If the solution to a problem does not reveal itself straight away then why not let your initial guesswork evolve? That’s the approach we’ve taken in trying to determine the mass of our galaxy by mapping the historic movement of two nearby galaxies.
Many of the 200 billion stars in our galaxy, known as the Milky Way, can be seen in a narrow band stretching across the night sky.
The southern night sky throws up more surprises, in the form of two indistinct, fuzzy blobs. Larger than the full moon, and often seen overhead, these are two galaxies in their own right, known as the Large and Small Clouds of Magellan.
But these Magellanic Clouds are caught in the gravitational grip of our much larger Milky Way, pulling them in their orbit. They are also attracted to each other, performing a dance about one another as they circle the Milky Way.

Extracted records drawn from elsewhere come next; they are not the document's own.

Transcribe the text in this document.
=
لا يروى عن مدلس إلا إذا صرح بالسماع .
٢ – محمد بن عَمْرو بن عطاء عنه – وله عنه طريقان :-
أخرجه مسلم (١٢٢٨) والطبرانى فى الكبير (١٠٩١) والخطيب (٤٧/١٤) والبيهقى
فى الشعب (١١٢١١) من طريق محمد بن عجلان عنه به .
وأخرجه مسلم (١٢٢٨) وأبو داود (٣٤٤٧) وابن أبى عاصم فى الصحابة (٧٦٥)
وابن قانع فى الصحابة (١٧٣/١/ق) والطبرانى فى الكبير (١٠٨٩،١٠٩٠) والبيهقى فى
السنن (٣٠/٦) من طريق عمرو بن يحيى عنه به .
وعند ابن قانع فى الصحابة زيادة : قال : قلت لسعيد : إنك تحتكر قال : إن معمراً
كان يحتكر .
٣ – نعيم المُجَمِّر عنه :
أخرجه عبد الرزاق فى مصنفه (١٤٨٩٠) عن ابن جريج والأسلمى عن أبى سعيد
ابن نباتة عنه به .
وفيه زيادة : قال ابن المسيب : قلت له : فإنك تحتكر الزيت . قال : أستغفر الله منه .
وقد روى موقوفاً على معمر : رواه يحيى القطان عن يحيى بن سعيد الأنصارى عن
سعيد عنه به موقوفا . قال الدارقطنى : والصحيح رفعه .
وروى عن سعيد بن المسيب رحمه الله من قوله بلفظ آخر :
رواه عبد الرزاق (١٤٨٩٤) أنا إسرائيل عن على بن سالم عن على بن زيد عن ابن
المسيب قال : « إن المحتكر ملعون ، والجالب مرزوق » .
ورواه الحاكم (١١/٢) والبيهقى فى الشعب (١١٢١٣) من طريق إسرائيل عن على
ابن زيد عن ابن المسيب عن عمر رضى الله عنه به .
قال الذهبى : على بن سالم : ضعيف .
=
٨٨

Seen through radio eyes, the Magellanic Clouds are no longer distinct but are sheathed in gas, joined by a prominent bridge of gas and have an extensive stream of gas following them in their orbit.
But how much of this rich structure is formed by their dance, and how much is the Milky Way playing a part? At present, this is unclear, but unravelling the complex history of the Clouds and their interaction with the Milky Way will reveal one of the key secrets of our own galaxy: namely, how massive it is.
While we have a rough idea to how much dark matter holds our Milky Way together, it is tricky to tie this down to a precise value. If we can understand the dynamical lives of the Clouds of Magellan, we may be able to do better.
Tracing the orbits of the Clouds
Through a range of techniques we’ve been able to accurately determine the distance to the Clouds is about 160,000 light years.
Through the Doppler effect, we’ve been able to measure the speeds of the two galaxies towards us, but measuring their velocity across the sky has proved much harder. Only in recent years, using the Hubble Space Telescope, have astronomers been able to measure the almost imperceptible shift in stars as the Clouds move in their orbits.
We know that both Clouds are moving with the gravitational pull of the Milky Way, and they are also attracted to each other.
So all we need to do is use the gravitational and dynamical equations by Isaac Newton and integrate these equations of motion back in time to tell us where the Clouds have come from.
It might not be so simple
The size of a gravitational pull depends on the mass creating it but we are unsure of the actual mass of the Milky Way. Our estimates of the masses of the Large and Small Magellanic Clouds are also uncertain.
How do we know what the correct masses actually are? If we choose the wrong ones, then the orbits we find, while they may be pretty, they will have very little to do with reality.
Let’s complicate things a little bit more. In science all measurements come with an uncertainty, and that tricky measurement of the motion across the sky with the Hubble Space Telescope comes with a non-negligible uncertainty. Again, if we pick the wrong value, then what we get will have little to do with reality.
So, what’s the solution? The solution is to try all plausible values of the positions, the velocities and the masses, and use rules derived from the genetics of evolution to breed the best solution.
Nature knows best
Evolution lives by Charles Darwin’s creed “Survival of the fittest” so that with a population of individuals, inhabiting a certain environment, only those that are strong enough, or best suited to the living conditions, can survive.
These survival skills are encoded in their genes and are passed onto the next generation. Every so often, a random mutation changes the skill set, and fitter individuals can be added to a population.
So we can use a process known as genetic algorithms to mimic this evolutionary process.
Each unknown value is encoded into a gene, with the expression of this gene, the phenotype, representing a realisation of a model. Each realisation will fit the data to a lesser or greater degree, and so we can take a scythe to the population, killing off the weaker ones and allowing the stronger ones to breed (that is, exchange chunks of their genes).
Throw in a random mutation here or there, by changing a value in a gene, and what you find is that subsequent generations of the population contain individuals that better and better fit the data.
Genetic algorithms have proved to be remarkably robust in optimising, finding excellent solutions when there are many variables to consider. This includes mimicking the evolution of animal movement, designing complex structures and machinery, and even stock trading.
For the problem of the Magellanic Clouds, we had to define what we mean by “better”. Clearly, the Clouds should end up where we see then today, and be moving at the right speeds, but we also include extra observational evidence of their past interactions, especially bursts of star formation which can occur when two galaxies crash together.
The fittest survivor
With the genetic approach, we considered many thousands of the uncountable number of potential orbits of the Magellanic Clouds, breeding and mutating our populations to get the fittest. But how fit is the fittest?
Our best orbit accurately reproduces our observations, in terms of positions, velocities, previous star bursts and the location of the extensive gaseous stream.
And the mass of the Milky Way? We’ve measured it at about 1,000 billion times the mass of our sun to an accuracy of 20%, and find it to be lighter than previous measurements that have tried to use the Clouds orbits.